Mais on sait qu’à son tour, le 29 mai, l’Union Européenne a décidé d’infliger des sanctions individuelles à neuf autres personnalités pour de «graves violations des droits de l’homme». Cette liste s’ajoutait à celle de sept officiers soumis à des sanctions européennes depuis décembre 2016 «en réponse aux entraves au processus électoral et aux violations des droits de l’homme qui y étaient liées» en «faisant un usage disproportionné de la force». Une source gouvernementale dans la Capitale, interrogée par l’Afp, avait déclaré la «situation très préoccupant», accusant l’Union Européenne de chercher à «déstabiliser la RDC, comme la Libye ou l’Irak».
Mais, au fur et à mesure que les relations avec la communauté internationale se détériorent, on assiste à un vent de panique aux guichets des banques. Alors que des rumeurs vont bon train sur une autre annonce et sans savoir à qui le prochain, personnalités publiques et entreprises s’empressent de solder leurs comptes bancaires.
C’est le retour au galop de la thésaurisation par la garde de fonds à domicile dans des coffres ou, mieux, par l’affectation dans des projets économiques, souvent dans la pierre, quitte à attendre que ce vent passe... Vent négatif pour un secteur lié à l’Etat et à l’élite au pouvoir.
Car, suite à la vague de sanctions, les banques européennes - belges et françaises surtout - sont désormais très frileuses à traiter avec le Congo et, surtout, à effectuer des transactions en dollar américain, préférant traiter en monnaie européenne, l’Euro.
Elles rappellent les sévères amendes américaines qui établissent l’extraterritorialité du droit américain, véritable défi à l’indépendance des pays tiers.
En décembre 2016, dans la crise des «suprimes», la deuxième banque helvète Crédit Suisse et la première banque allemande Deutsche Bank, avaient accepté de verser au Trésor américain, 5,28 et 7,2 USD milliards respectivement. De lourdes pénalités après que ces banques eurent vendu de 2005 à 2007 des titres adossés à des prêts immobiliers, les fameux «subprimes», à l’origine de la crise des crédits immobiliers à risque de 2008.

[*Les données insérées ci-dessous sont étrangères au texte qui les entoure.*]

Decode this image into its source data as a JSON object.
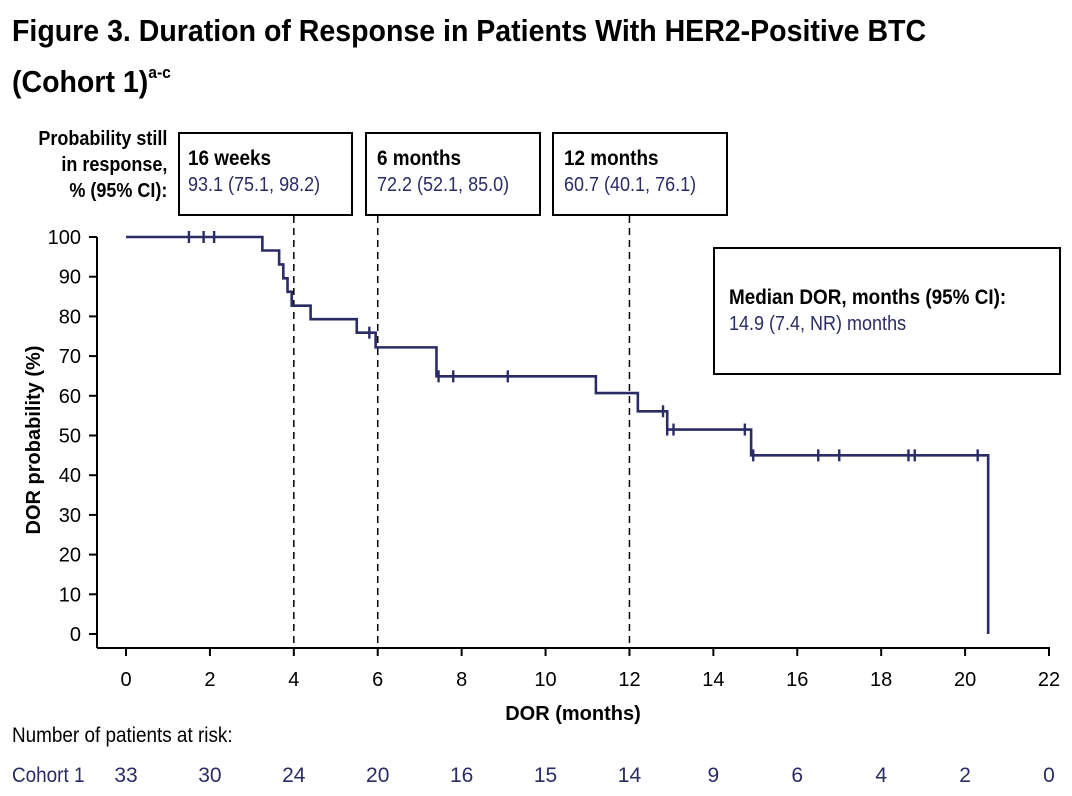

En France, trois banques - BNP Parisbas, Crédit Agricole et Société Générale - avaient déjà été frappées par les autorités américaines pour avoir enfreint la réglementation américaine sur les sanctions économiques.
En juin 2014, BNP Paribas avait été condamnée par un tribunal de New York à payer USD 9 milliards pour «falsification de documents commerciaux» et «collusion». Une sanction record, historique, jamais payée à ce jour pour une violation d’embargo.
BNP Paribas était poursuivie pour avoir facilité des milliards de dollars de transactions avec le Soudan mais aussi avec l’Iran et Cuba enfreignant l’«International Emergency Economic Powers Act». «PNP Paribas a déployé d’énormes efforts pour dissimuler des transactions interdites, brouiller les pistes et tromper les autorités américaines», avait alors déclaré, dans un communiqué, le ministre de la Justice américain, Eric Holder. La même année, le Crédit Agricole se voyait infliger une amende de USD 800 millions. Comme BNP Parisbas, cette banque avait transféré des milliards de dollars pour le compte d’entités soumises à des sanctions américaines en profitant d’une faille juridique des Etats-Unis. L’enquête avait visé les mêmes pays: Soudan, Cuba, Iran notamment.
En septembre 2016, la filiale américaine de la Société générale a écopé d’une «petite amende» civile de USD 750.000 et, en janvier 20017, la banque a accepté de solder pour USD 50 millions un litige lié à la crise «subprimes». Le Département de Justice américain l’accusait d’avoir exagéré la qualité d’un portefeuille titrisé de prêts hypothécaires résidentiels cédés à des investisseurs avérés par la suite toxiques.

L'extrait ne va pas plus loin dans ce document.